Quality control (QC) analysis was performed using the application NGS quality control tool of CLC Genomics workbench software (CLC Bio, Aarhus, Denmark). This tool assess sequence quality indicators based on the FastQC-project (http://www.bioinformatics.babraham.ac.uk/projects/fastqc/). Quality was measured taking into account sequence-read lengths and base-coverage, nucleotide contributions and base ambiguities, quality scores as emitted by the base caller and over-represented sequences. All the samples analyzed passed all the QC parameters having the same length (36 bp), 100% coverage in all bases, 25% of A, T, G and C nucleotide contributions, 50% GC on base content and less than 0.1% over-represented sequences, indicating a very good quality.

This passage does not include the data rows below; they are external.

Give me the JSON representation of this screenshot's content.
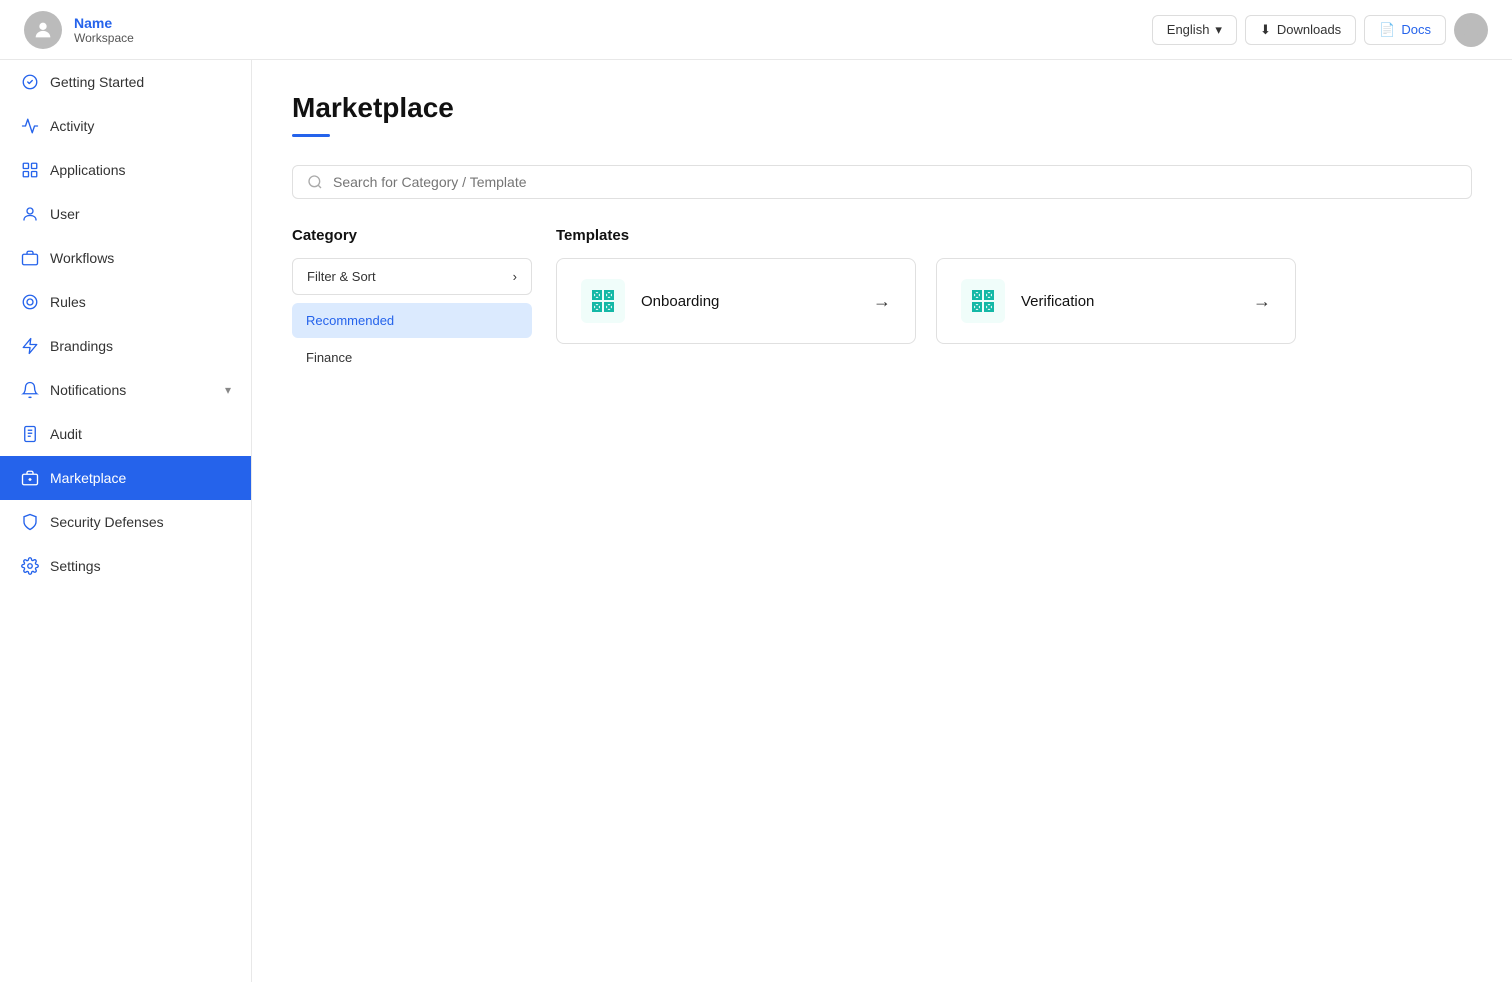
{
  "header": {
    "user_name": "Name",
    "workspace": "Workspace",
    "language_label": "English",
    "downloads_label": "Downloads",
    "docs_label": "Docs"
  },
  "sidebar": {
    "items": [
      {
        "id": "getting-started",
        "label": "Getting Started",
        "icon": "flag",
        "active": false
      },
      {
        "id": "activity",
        "label": "Activity",
        "icon": "activity",
        "active": false
      },
      {
        "id": "applications",
        "label": "Applications",
        "icon": "grid",
        "active": false
      },
      {
        "id": "user",
        "label": "User",
        "icon": "user",
        "active": false
      },
      {
        "id": "workflows",
        "label": "Workflows",
        "icon": "briefcase",
        "active": false
      },
      {
        "id": "rules",
        "label": "Rules",
        "icon": "target",
        "active": false
      },
      {
        "id": "brandings",
        "label": "Brandings",
        "icon": "lightning",
        "active": false
      },
      {
        "id": "notifications",
        "label": "Notifications",
        "icon": "bell",
        "active": false,
        "has_chevron": true
      },
      {
        "id": "audit",
        "label": "Audit",
        "icon": "clipboard",
        "active": false
      },
      {
        "id": "marketplace",
        "label": "Marketplace",
        "icon": "suitcase",
        "active": true
      },
      {
        "id": "security-defenses",
        "label": "Security Defenses",
        "icon": "shield",
        "active": false
      },
      {
        "id": "settings",
        "label": "Settings",
        "icon": "gear",
        "active": false
      }
    ]
  },
  "main": {
    "page_title": "Marketplace",
    "search_placeholder": "Search for Category / Template",
    "category": {
      "title": "Category",
      "filter_sort_label": "Filter & Sort",
      "items": [
        {
          "id": "recommended",
          "label": "Recommended",
          "active": true
        },
        {
          "id": "finance",
          "label": "Finance",
          "active": false
        }
      ]
    },
    "templates": {
      "title": "Templates",
      "items": [
        {
          "id": "onboarding",
          "label": "Onboarding"
        },
        {
          "id": "verification",
          "label": "Verification"
        }
      ]
    }
  }
}
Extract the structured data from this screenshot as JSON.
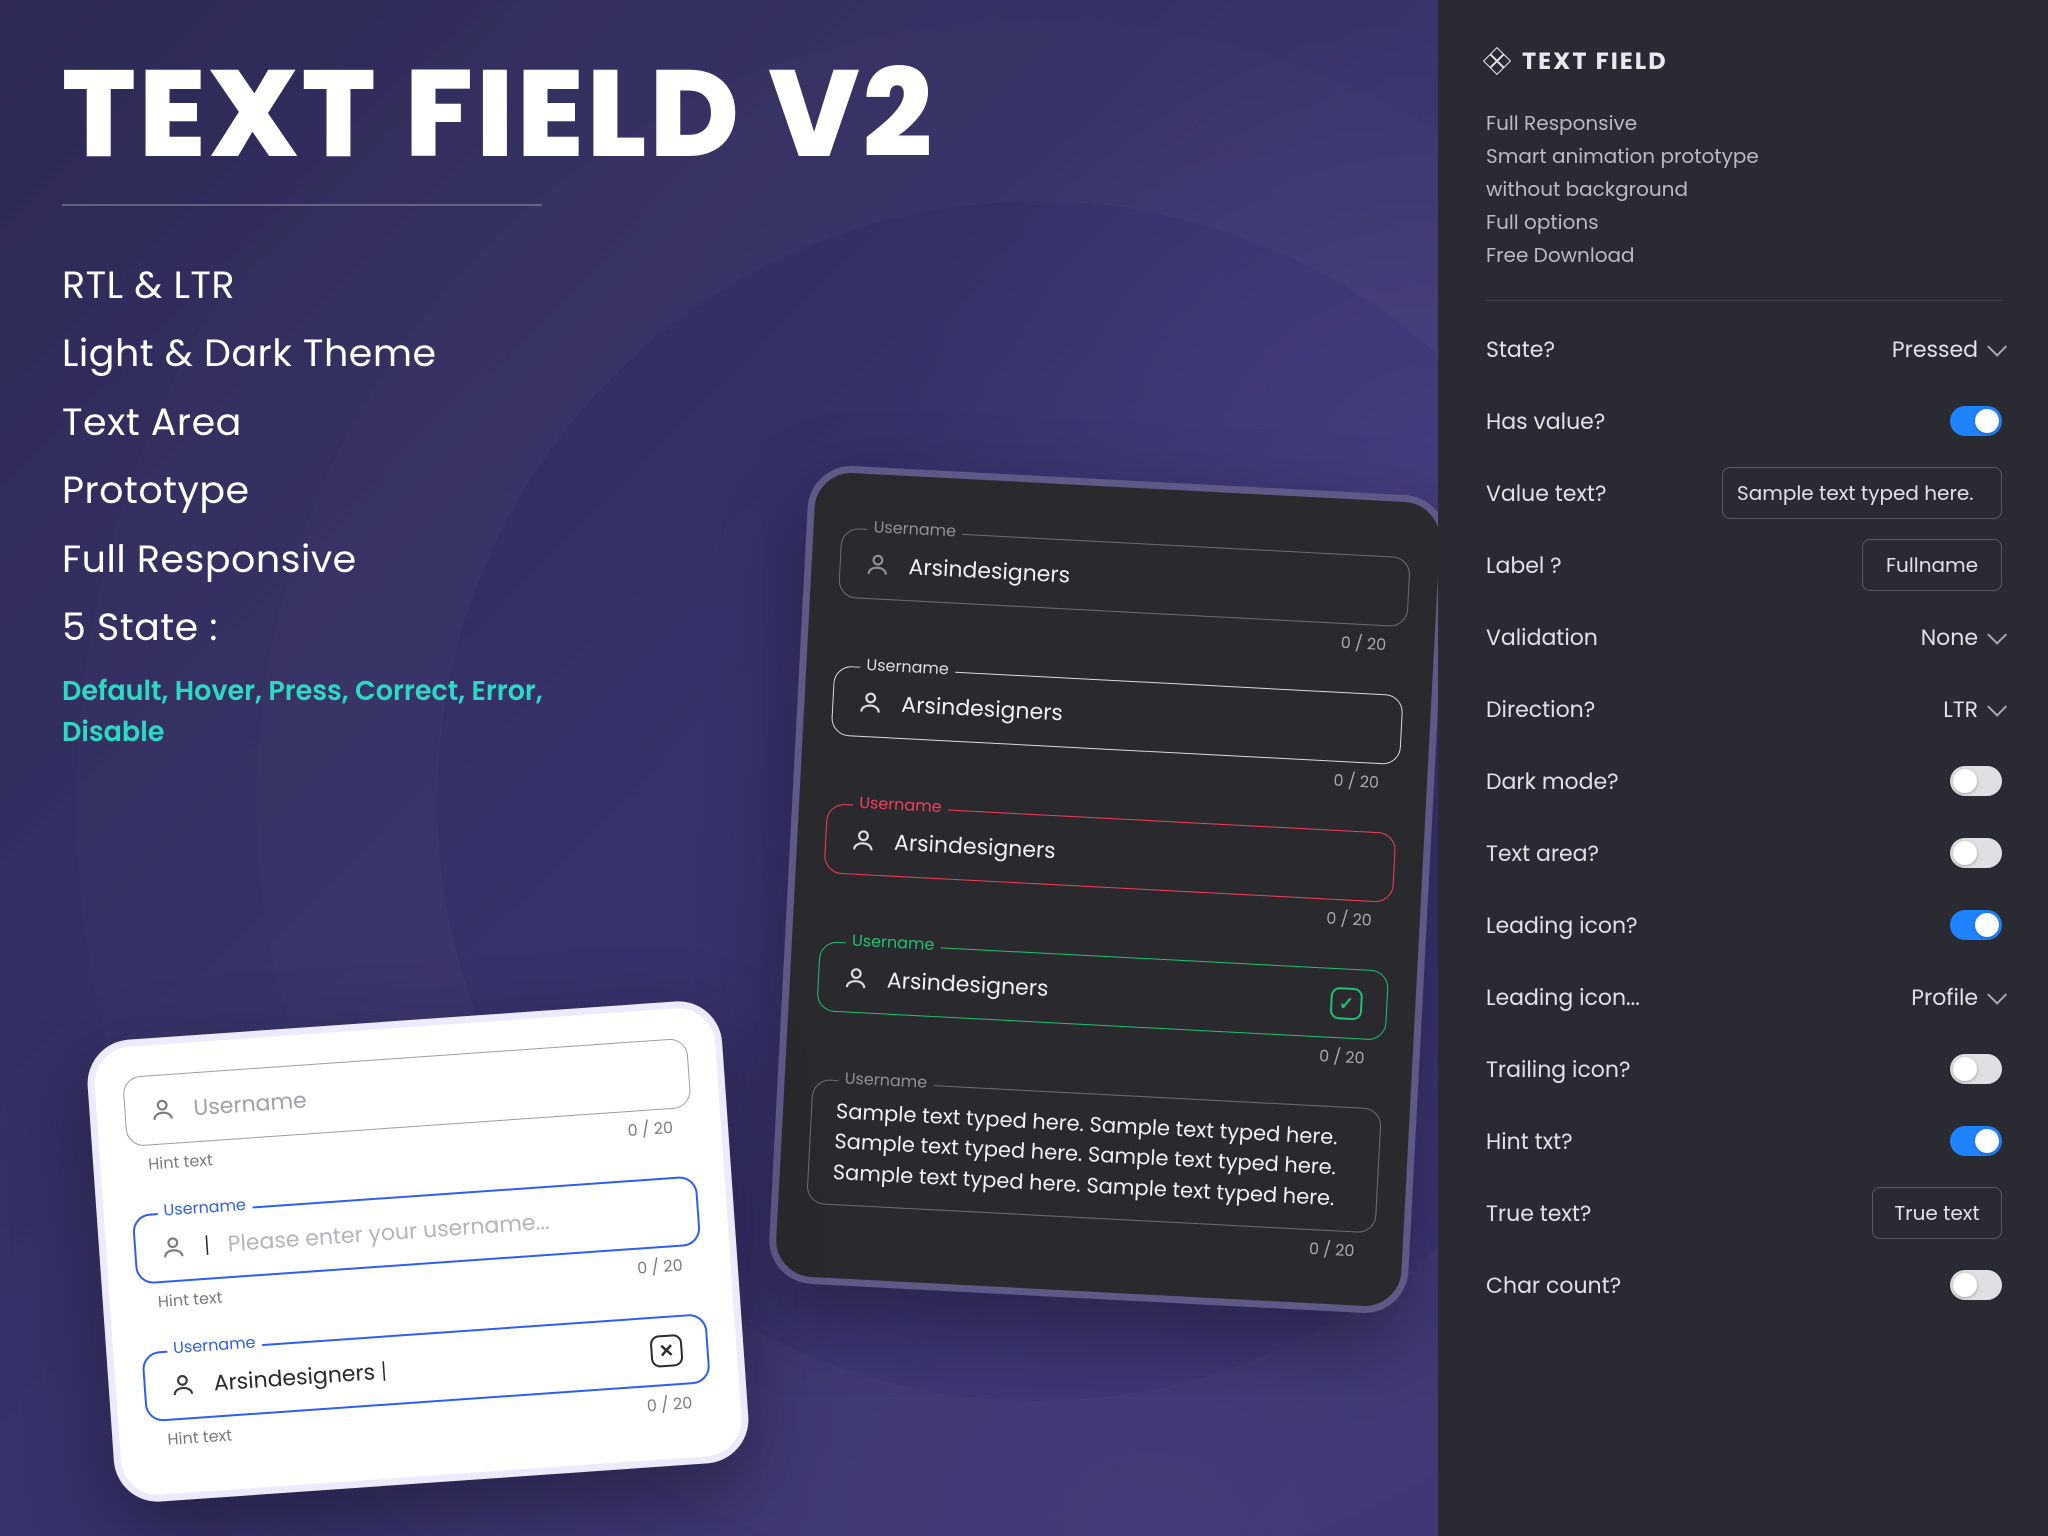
{
  "hero": {
    "title": "TEXT FIELD V2",
    "features": [
      "RTL & LTR",
      "Light & Dark Theme",
      "Text Area",
      "Prototype",
      "Full Responsive",
      "5 State :"
    ],
    "states_line": "Default, Hover, Press, Correct, Error, Disable"
  },
  "dark_phone": {
    "fields": [
      {
        "label": "Username",
        "value": "Arsindesigners",
        "counter": "0 / 20",
        "variant": "gray"
      },
      {
        "label": "Username",
        "value": "Arsindesigners",
        "counter": "0 / 20",
        "variant": "white"
      },
      {
        "label": "Username",
        "value": "Arsindesigners",
        "counter": "0 / 20",
        "variant": "red"
      },
      {
        "label": "Username",
        "value": "Arsindesigners",
        "counter": "0 / 20",
        "variant": "green",
        "check": true
      }
    ],
    "textarea": {
      "label": "Username",
      "value": "Sample text typed here. Sample text typed here. Sample text typed here. Sample text typed here. Sample text typed here. Sample text typed here.",
      "counter": "0 / 20"
    }
  },
  "light_phone": {
    "fields": [
      {
        "value": "Username",
        "as_label_inside": true,
        "counter": "0 / 20",
        "hint": "Hint text",
        "variant": "gray"
      },
      {
        "label": "Username",
        "placeholder": "Please enter your username...",
        "counter": "0 / 20",
        "hint": "Hint text",
        "variant": "blue",
        "caret": true
      },
      {
        "label": "Username",
        "value": "Arsindesigners",
        "counter": "0 / 20",
        "hint": "Hint text",
        "variant": "blue-thick",
        "x": true,
        "caret": true
      }
    ]
  },
  "sidebar": {
    "title": "TEXT FIELD",
    "description": [
      "Full Responsive",
      "Smart animation prototype",
      "without background",
      "Full options",
      "Free Download"
    ],
    "props": {
      "state": {
        "label": "State?",
        "value": "Pressed"
      },
      "has_value": {
        "label": "Has value?",
        "value": true
      },
      "value_text": {
        "label": "Value text?",
        "value": "Sample text typed here."
      },
      "label_text": {
        "label": "Label ?",
        "value": "Fullname"
      },
      "validation": {
        "label": "Validation",
        "value": "None"
      },
      "direction": {
        "label": "Direction?",
        "value": "LTR"
      },
      "dark_mode": {
        "label": "Dark mode?",
        "value": false
      },
      "text_area": {
        "label": "Text area?",
        "value": false
      },
      "leading_icon": {
        "label": "Leading icon?",
        "value": true
      },
      "leading_icon_type": {
        "label": "Leading icon...",
        "value": "Profile"
      },
      "trailing_icon": {
        "label": "Trailing icon?",
        "value": false
      },
      "hint_txt": {
        "label": "Hint txt?",
        "value": true
      },
      "true_text": {
        "label": "True text?",
        "value": "True text"
      },
      "char_count": {
        "label": "Char count?",
        "value": false
      }
    }
  }
}
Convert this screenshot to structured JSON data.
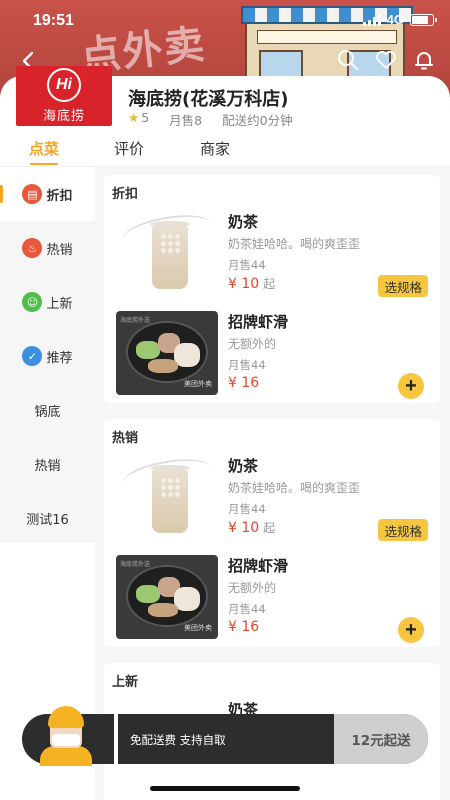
{
  "status_bar": {
    "time": "19:51",
    "network": "4G"
  },
  "banner": {
    "deco_text": "点外卖"
  },
  "store": {
    "logo_text": "海底捞",
    "logo_mark": "Hi",
    "name": "海底捞(花溪万科店)",
    "rating": "5",
    "monthly_sales": "月售8",
    "delivery_time": "配送约0分钟"
  },
  "tabs": [
    {
      "label": "点菜",
      "active": true
    },
    {
      "label": "评价",
      "active": false
    },
    {
      "label": "商家",
      "active": false
    }
  ],
  "categories": [
    {
      "label": "折扣",
      "icon": "discount-icon",
      "icon_char": "折",
      "color": "#e8563b",
      "active": true
    },
    {
      "label": "热销",
      "icon": "fire-icon",
      "icon_char": "♨",
      "color": "#e8563b",
      "active": false
    },
    {
      "label": "上新",
      "icon": "smile-icon",
      "icon_char": "☺",
      "color": "#4fbf4c",
      "active": false
    },
    {
      "label": "推荐",
      "icon": "thumb-up-icon",
      "icon_char": "👍",
      "color": "#3d8fe0",
      "active": false
    },
    {
      "label": "锅底",
      "active": false
    },
    {
      "label": "热销",
      "active": false
    },
    {
      "label": "测试16",
      "active": false
    }
  ],
  "sections": [
    {
      "title": "折扣",
      "dishes": [
        {
          "name": "奶茶",
          "desc": "奶茶娃哈哈。喝的爽歪歪",
          "sold": "月售44",
          "price": "¥ 10",
          "price_suffix": "起",
          "action": "选规格"
        },
        {
          "name": "招牌虾滑",
          "desc": "无额外的",
          "sold": "月售44",
          "price": "¥ 16",
          "action": "+"
        }
      ]
    },
    {
      "title": "热销",
      "dishes": [
        {
          "name": "奶茶",
          "desc": "奶茶娃哈哈。喝的爽歪歪",
          "sold": "月售44",
          "price": "¥ 10",
          "price_suffix": "起",
          "action": "选规格"
        },
        {
          "name": "招牌虾滑",
          "desc": "无额外的",
          "sold": "月售44",
          "price": "¥ 16",
          "action": "+"
        }
      ]
    },
    {
      "title": "上新",
      "dishes": [
        {
          "name": "奶茶"
        }
      ]
    }
  ],
  "cart": {
    "info": "免配送费 支持自取",
    "min_order": "12元起送"
  },
  "colors": {
    "accent": "#f5a623",
    "price": "#e5452c",
    "button": "#f7c640",
    "brand": "#d8232a"
  }
}
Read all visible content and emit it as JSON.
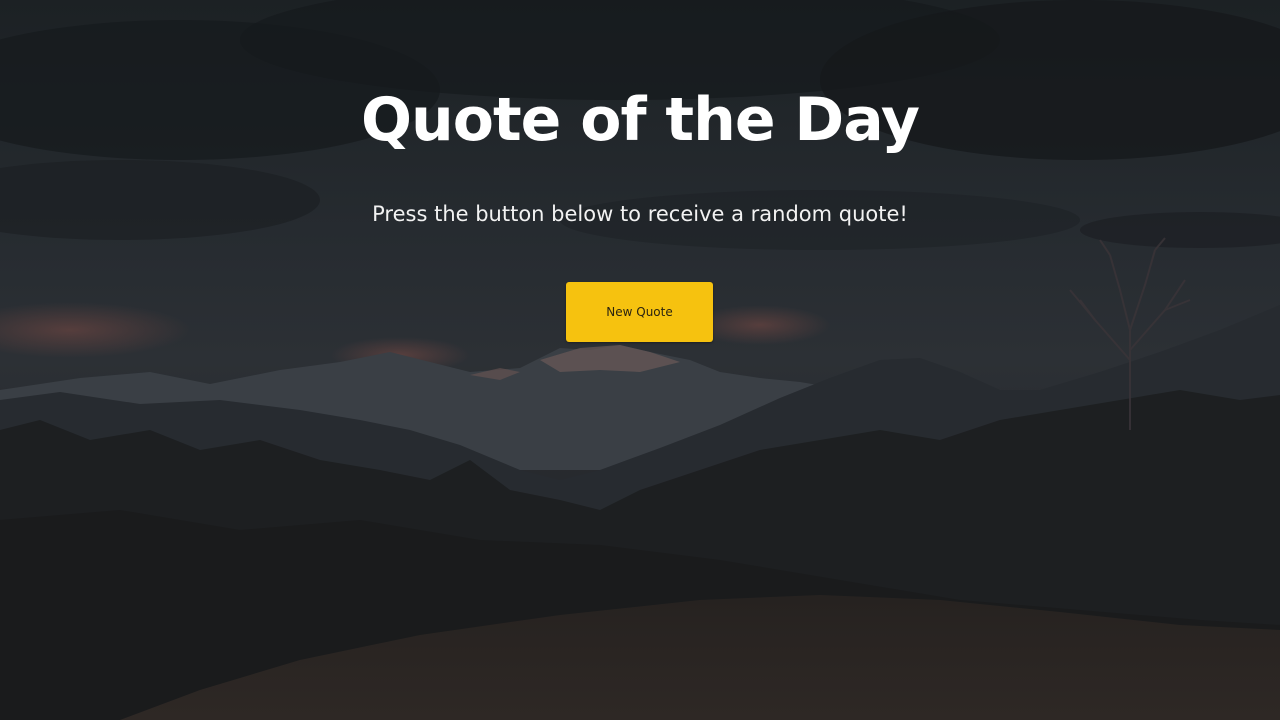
{
  "page": {
    "title": "Quote of the Day",
    "subtitle": "Press the button below to receive a random quote!",
    "button_label": "New Quote"
  },
  "colors": {
    "button": "#f6c20f",
    "title": "#ffffff",
    "background_overlay": "#1a1c1f"
  },
  "background": {
    "icon": "mountain-dusk-scene"
  }
}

Short sequence single reads (36 bp) were mapped to the annotated UMD3.1 bovine reference genome (http://www.ncbi.nlm.nih.gov/genome/?term=bos+taurus). Analysis of RNA-Seq expression data was performed using the transcriptomics analysis tool of CLC Genomics workbench software. Data were normalized by calculating the ‘reads per kilobase per million mapped reads’ (RPKM) for each gene13. To select expressed genes a threshold of RPKM ≥ 0.2 was used14.

Large gap mapping analysis was performed to identify those reads not mapping to the bovine genome. Then, de novo assembly analysis was performed from unmapped reads to generate contigs using CLC Genomics workbench software (CLC Bio, Aarhus, Denmark). Blast2GO software (http://www.blast2go.com) was used for contig annotation and bacteria identification (Gotz et al., 2008). Blats2Go performs the Blast step by communicating directly to NCBI (National Center for Biotechnology Information) blast service. The Blastn algorithm was used to compare a nucleotide query sequence against all the nucleotide sequence database. A statistical significance threshold of 1.0 E-3 (e-value) was established for reporting matches against the database sequences. Also a minimal length (30 bp) of a blast hit and 90% of similarity was used to exclude hits with only small local alignments from the blast results.

Statistical analysis

To examine the similarities between the different sampling procedures a correlation between the RPKM expression levels of MGT, SC, LCMEC, MFG and mMEC transcriptomes was performed using the CORR procedure of SAS (SAS Institute Inc.).